Spätestens nach den Wahlen im Mai wird man dann sehen, ob in punkto Sportförderung wieder einmal nur heiße Luft abgelassen wurde oder ob der mögliche Wahlsieger Paroubek dem Sport tatsächlich helfend unter die Arme greifen wird.


Stanislav Řezáč
In den zurückliegenden Wochen haben wir mehrmals über die Erfolge der tschechischen Wintersportler bei den Olympischen Spielen in Vancouver berichtet. Im Schatten der Olympiateilnehmer blieben dabei jedoch die Ausrufezeichen, die auch andere Sportler setzten. Zu ihnen gehört Skilangläufer Stanislav Řezáč, ein ausgesprochener Marathon-Spezialist, der im Januar den österreichischen Dolomiten-Lauf gewann und beim heimischen 50-km-Isergebirgslauf Dritter wurde. Am Sonntag krönte er seine wohl bisher beste Saison mit dem dritten Platz beim legendären Wasalauf in Zentralschweden. Eine Platzierung, die ihn zu Recht stolz machte:

„Ich bin sehr zufrieden, denn das war nicht nur mein elfter Wasalauf, sondern auch mein bestes Rennen hier in Schweden. Ich hatte genügend Kraft und fühlte mich gut in Form. Auch meine Servicemänner an der Strecke haben gut gearbeitet, alles ist wirklich nach meinen Vorstellungen gelaufen. Die Endphasen des Rennens hier sind jedoch schwer und hart.“

Im Finish gehörte Řezáč einer vierköpfigen Spitzengruppe an, aus der die beiden Schweden Jörgen Brink und Daniel Tynell vor ihm einkamen.


Foto: ČTK
Nach der großen Enttäuschung in Vancouver, wo die tschechische Eishockey-Nationalmannschaft nur den siebten Platz belegte, ist im hierzulande beliebten Pucksport wieder der Alltag eingekehrt. Nachdem die höchste Spielklasse, die O2-Extraliga, am vergangenen Freitag ihre Hauptrunde abgeschlossen hat, steht seit Montag die Play off-Qualifikation, die so genannten Pre-Play offs, auf dem Programm. Hier treffen Slavia Prag und Litvinov sowie Liberec / Reichenberg und České Budejovice / Budweis aufeinander. Liberec hat sich nach zwei Heimsiegen eine sehr gute Ausgangsposition für das Weiterkommen gesichert. In der zweiten Paarung steht es 1:1 – nach dem 3:1-Sieg für Slavia gewann Litvínov das zweite Spiel in Prag mit 5:1. Herausragender Akteur war dabei Gästekapitän Robert Reichel, der zwei Tore und eine Vorlage markierte:

Foto: ČTK
„Sie können von mir sicher nicht erwarten, dass ich in jedem Spiel drei Tore schieße, denn das Alter lässt sich nicht aufhalten. Heute lief es gut, und wenn ich kein Tor erziele, dann versuche ich zumindest, gut zu verteidigen“, sagte der 38-jährige Olympiasieger und dreifache Weltmeister.
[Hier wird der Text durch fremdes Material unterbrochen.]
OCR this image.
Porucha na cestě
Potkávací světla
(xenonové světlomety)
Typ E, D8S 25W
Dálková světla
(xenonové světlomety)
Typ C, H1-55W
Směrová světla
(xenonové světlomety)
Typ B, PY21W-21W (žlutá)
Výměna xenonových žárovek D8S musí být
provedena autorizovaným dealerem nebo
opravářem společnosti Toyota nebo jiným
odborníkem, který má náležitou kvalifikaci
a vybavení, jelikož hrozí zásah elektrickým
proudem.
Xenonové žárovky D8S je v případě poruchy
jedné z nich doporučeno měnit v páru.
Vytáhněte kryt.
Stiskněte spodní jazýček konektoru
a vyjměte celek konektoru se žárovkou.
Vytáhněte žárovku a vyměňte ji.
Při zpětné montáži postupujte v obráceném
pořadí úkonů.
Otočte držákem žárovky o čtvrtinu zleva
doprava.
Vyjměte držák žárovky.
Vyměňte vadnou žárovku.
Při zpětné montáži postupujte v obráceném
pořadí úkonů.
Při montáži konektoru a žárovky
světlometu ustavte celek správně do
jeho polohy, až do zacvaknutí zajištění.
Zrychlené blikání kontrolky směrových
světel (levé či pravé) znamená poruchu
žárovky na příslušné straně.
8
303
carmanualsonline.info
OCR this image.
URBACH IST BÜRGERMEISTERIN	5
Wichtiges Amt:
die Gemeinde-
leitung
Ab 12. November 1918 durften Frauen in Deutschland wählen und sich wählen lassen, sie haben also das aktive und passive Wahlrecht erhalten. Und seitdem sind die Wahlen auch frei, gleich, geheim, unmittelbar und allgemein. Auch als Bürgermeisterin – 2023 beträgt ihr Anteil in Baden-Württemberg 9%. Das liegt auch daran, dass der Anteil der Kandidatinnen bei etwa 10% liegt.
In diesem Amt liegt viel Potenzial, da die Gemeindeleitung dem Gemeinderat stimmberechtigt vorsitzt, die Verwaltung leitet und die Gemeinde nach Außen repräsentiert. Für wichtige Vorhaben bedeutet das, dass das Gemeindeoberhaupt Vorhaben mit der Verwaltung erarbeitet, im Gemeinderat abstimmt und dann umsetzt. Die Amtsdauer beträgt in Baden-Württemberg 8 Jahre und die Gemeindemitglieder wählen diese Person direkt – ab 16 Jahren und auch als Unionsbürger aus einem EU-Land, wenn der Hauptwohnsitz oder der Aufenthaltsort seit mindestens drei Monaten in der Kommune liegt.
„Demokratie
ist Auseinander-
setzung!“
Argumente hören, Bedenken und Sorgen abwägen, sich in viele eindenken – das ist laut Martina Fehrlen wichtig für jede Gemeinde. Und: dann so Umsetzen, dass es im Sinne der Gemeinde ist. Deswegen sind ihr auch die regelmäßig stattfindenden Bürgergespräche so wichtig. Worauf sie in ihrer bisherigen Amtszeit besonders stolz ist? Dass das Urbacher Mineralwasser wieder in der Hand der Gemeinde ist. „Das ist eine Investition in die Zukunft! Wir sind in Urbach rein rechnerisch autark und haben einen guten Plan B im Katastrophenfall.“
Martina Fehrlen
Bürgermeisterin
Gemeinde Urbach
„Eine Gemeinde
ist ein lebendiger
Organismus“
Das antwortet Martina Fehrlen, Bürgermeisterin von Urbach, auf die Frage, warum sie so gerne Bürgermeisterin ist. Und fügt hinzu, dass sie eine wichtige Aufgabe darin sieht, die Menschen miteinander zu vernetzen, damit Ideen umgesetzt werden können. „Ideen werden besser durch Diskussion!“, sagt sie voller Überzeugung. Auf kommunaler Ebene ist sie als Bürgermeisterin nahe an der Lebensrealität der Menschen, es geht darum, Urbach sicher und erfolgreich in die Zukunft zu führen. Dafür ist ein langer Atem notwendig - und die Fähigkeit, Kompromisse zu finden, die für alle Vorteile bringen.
Reichel ist einer von neun Olympiasiegern des Jahres 1998, die noch in der Extraliga spielen. Drei von ihnen, Dominik Hašek (Pardubice), Martin Ručinský (Sparta Prag) und Martin Straka (Pilsen), werden auch noch in den Play offs zu sehen sein. Das ist sicher ein Grund mehr, beim Eishockey in Tschechien vorbeizuschauen, bevor die „Helden von Nagano“ ihre Schlittschuhe an den Nagel hängen werden.